Package Free picks up $4.5 million to scale sustainable CPG products


The climate crisis continues to be just that… a crisis. And it’s spurring people across the country (and globe) to take action, particularly when it comes to their own lifestyle.

Lauren Singer is one such person. After studying Environmental Science and Politics at NYU, she started a blog called Trash Is For Tossers to make a zero-waste lifestyle more accessible and comprehensible to everyone. But there’s still an issue. Even with a steep rise in sustainable CPG products, these brands rarely have the scale to compete with traditional CPG products in price, and lack the distribution to be accessible to everyone.

That’s where the Package Free Shop comes into play. Today, Package Free is announcing that it has raised its very first capital since launch in 2017, with a fresh $4.5 million in seed funding led by Primary Ventures. Scooter Braun’s TQ Ventures, Day One Ventures, Ryan Engel of Peleton, Brooke Wall of The Wall Group, and Casper founder Neil Parikh also participated in the round, alongside others.

Package Free started as a little pop-up shop for sustainable CPG brands to show off their wares in a brick-and-mortar environment. The brands themselves paid between $1000 and $3000 to participate, and were given 100 percent of the profit from the pop-up.

By the end of month one, says Singer, every brand had been paid back for their investment. By the end of month three, Package Free had become the primary revenue driver for those brands. At that point, they switched over to a traditional retail model to generate revenue to launch an ecommerce site.

Today, Package Free is a full-fledged reseller. The pop-up shop now has a permanent status in the trendy neighborhood of Williamsburg in Brooklyn, NY, with its own warehouse in Greenpoint. The company buys their inventory wholesale and enforces incredibly strict guidelines for the vendors they work with, not least of which is a no-exceptions no-plastic policy.

Brands that sell through Package Free not only have to use all natural ingredients and be plastic-free, but must also ship to the Package Free warehouse without using any plastic. The company actually charges vendors a percentage of the shipment if the shipment arrives with plastic, and increases that percentage on the second infraction. Three strikes, and that vendor is out for good.

“We know it’s completely possible to do these things without plastic, it’s just not the norm now,” said Singer. “So we’re trying to change the foundational benchmarks of what it means to package sustainably. I truly believe that the burden of waste should never fall on the consumer. It should fall on the manufacturer first, and then the reseller.”
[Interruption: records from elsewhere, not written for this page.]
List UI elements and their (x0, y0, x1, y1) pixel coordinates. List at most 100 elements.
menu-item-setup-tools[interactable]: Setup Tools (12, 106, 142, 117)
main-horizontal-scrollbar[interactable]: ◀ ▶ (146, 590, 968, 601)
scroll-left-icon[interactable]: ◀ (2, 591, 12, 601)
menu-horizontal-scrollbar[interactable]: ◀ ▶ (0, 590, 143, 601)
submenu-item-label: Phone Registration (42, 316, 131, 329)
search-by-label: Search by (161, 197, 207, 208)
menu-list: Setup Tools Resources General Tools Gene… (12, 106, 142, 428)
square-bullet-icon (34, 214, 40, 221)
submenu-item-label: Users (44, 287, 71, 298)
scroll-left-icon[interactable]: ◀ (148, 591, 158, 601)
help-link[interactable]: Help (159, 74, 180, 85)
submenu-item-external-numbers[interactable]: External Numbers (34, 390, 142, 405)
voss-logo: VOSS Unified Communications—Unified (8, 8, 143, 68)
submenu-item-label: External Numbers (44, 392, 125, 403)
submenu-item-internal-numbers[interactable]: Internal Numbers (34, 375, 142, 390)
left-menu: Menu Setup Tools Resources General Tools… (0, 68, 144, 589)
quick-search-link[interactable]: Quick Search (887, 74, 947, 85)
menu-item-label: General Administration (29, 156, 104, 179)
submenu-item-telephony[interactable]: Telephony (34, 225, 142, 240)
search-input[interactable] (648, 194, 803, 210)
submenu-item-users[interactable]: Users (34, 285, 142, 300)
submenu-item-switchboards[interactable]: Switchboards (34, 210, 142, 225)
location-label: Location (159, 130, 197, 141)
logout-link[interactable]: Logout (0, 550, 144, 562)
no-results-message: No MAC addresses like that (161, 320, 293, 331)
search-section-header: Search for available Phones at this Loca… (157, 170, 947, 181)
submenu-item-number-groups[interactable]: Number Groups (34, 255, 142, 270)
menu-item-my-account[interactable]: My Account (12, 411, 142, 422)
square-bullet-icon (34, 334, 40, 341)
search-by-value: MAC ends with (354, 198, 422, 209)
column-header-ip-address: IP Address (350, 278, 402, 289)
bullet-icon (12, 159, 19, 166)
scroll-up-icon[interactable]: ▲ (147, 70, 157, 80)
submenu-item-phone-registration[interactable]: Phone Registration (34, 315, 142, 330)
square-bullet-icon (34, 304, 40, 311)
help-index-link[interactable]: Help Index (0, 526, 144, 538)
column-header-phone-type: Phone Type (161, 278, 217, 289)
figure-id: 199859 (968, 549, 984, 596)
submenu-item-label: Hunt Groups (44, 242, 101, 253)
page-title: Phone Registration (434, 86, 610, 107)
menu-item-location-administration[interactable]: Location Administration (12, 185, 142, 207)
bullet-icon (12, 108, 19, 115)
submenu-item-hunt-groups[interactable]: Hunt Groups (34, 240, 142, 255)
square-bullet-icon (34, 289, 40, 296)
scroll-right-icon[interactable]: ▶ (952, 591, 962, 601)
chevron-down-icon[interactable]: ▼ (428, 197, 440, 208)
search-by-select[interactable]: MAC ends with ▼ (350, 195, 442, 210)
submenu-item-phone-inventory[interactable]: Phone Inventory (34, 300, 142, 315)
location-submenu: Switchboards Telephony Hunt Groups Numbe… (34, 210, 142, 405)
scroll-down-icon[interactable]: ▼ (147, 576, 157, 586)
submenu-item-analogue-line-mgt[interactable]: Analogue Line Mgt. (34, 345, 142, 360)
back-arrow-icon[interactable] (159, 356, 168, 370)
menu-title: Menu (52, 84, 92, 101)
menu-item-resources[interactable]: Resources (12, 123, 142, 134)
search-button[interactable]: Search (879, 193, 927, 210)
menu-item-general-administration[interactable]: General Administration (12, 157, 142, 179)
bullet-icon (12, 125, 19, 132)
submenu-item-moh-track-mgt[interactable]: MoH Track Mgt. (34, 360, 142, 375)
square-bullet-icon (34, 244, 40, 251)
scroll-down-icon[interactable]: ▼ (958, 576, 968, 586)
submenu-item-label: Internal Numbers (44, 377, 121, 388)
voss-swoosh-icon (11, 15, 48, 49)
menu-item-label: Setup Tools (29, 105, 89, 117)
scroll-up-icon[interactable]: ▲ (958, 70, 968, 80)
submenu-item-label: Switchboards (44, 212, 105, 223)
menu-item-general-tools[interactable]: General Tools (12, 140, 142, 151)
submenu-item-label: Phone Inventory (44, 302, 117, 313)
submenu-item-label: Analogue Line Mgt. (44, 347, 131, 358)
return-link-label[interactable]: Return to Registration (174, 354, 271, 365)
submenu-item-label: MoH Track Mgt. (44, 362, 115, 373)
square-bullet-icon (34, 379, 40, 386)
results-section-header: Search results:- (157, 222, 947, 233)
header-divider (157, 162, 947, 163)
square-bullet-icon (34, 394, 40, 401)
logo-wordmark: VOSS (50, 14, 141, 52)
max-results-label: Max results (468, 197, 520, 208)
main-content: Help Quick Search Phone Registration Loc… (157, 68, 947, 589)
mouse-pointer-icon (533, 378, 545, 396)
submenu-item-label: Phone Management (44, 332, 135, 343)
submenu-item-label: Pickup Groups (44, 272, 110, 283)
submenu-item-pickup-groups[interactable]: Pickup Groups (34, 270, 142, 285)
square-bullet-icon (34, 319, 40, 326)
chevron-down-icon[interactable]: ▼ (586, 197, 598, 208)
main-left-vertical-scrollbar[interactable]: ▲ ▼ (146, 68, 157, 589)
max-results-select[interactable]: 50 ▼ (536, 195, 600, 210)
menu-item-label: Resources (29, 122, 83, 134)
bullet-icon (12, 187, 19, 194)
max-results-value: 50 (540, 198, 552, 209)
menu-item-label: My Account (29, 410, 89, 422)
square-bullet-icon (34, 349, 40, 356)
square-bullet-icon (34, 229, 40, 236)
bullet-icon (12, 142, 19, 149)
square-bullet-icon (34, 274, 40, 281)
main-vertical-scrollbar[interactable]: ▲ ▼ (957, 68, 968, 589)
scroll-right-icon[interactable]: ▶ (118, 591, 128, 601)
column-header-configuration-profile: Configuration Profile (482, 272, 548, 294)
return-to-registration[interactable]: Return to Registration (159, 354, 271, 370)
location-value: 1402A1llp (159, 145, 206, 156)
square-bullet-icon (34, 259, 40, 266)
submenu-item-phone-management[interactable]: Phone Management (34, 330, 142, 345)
Once products are at the warehouse, Package Free reuses the dunnage (packaging materials) that the original shipment came with, meaning the company never uses ‘virgin dunnage’. The boxes that Package Free ships to consumers are 100 percent recycled, and shipping labels are also 100 percent recyclable. In fact, every Package Free box is printed with the words “I’m not trash” with further facts about trash.

With the funding, Package Free wants to expand to creating its own sustainable CPG products, first tackling the ‘white space’ of products that aren’t currently available via vendor partners. Singer declined to share any more details around what Package Free’s first products might be.

Package Free is also looking to hire, with a specific focus on the marketing vertical as the company has yet to do any formal marketing or paid marketing up until this point.

The ultimate goal is to put sustainable CPG on the same playing field as traditional CPG products simply by way of economies of scale. Price is the primary obstacle between everyday consumers and accessible sustainable products, and Singer’s goal is to scale up the sustainable CPG category as a whole to the point where it can reasonably compete with the Unilevers and P&Gs of the world.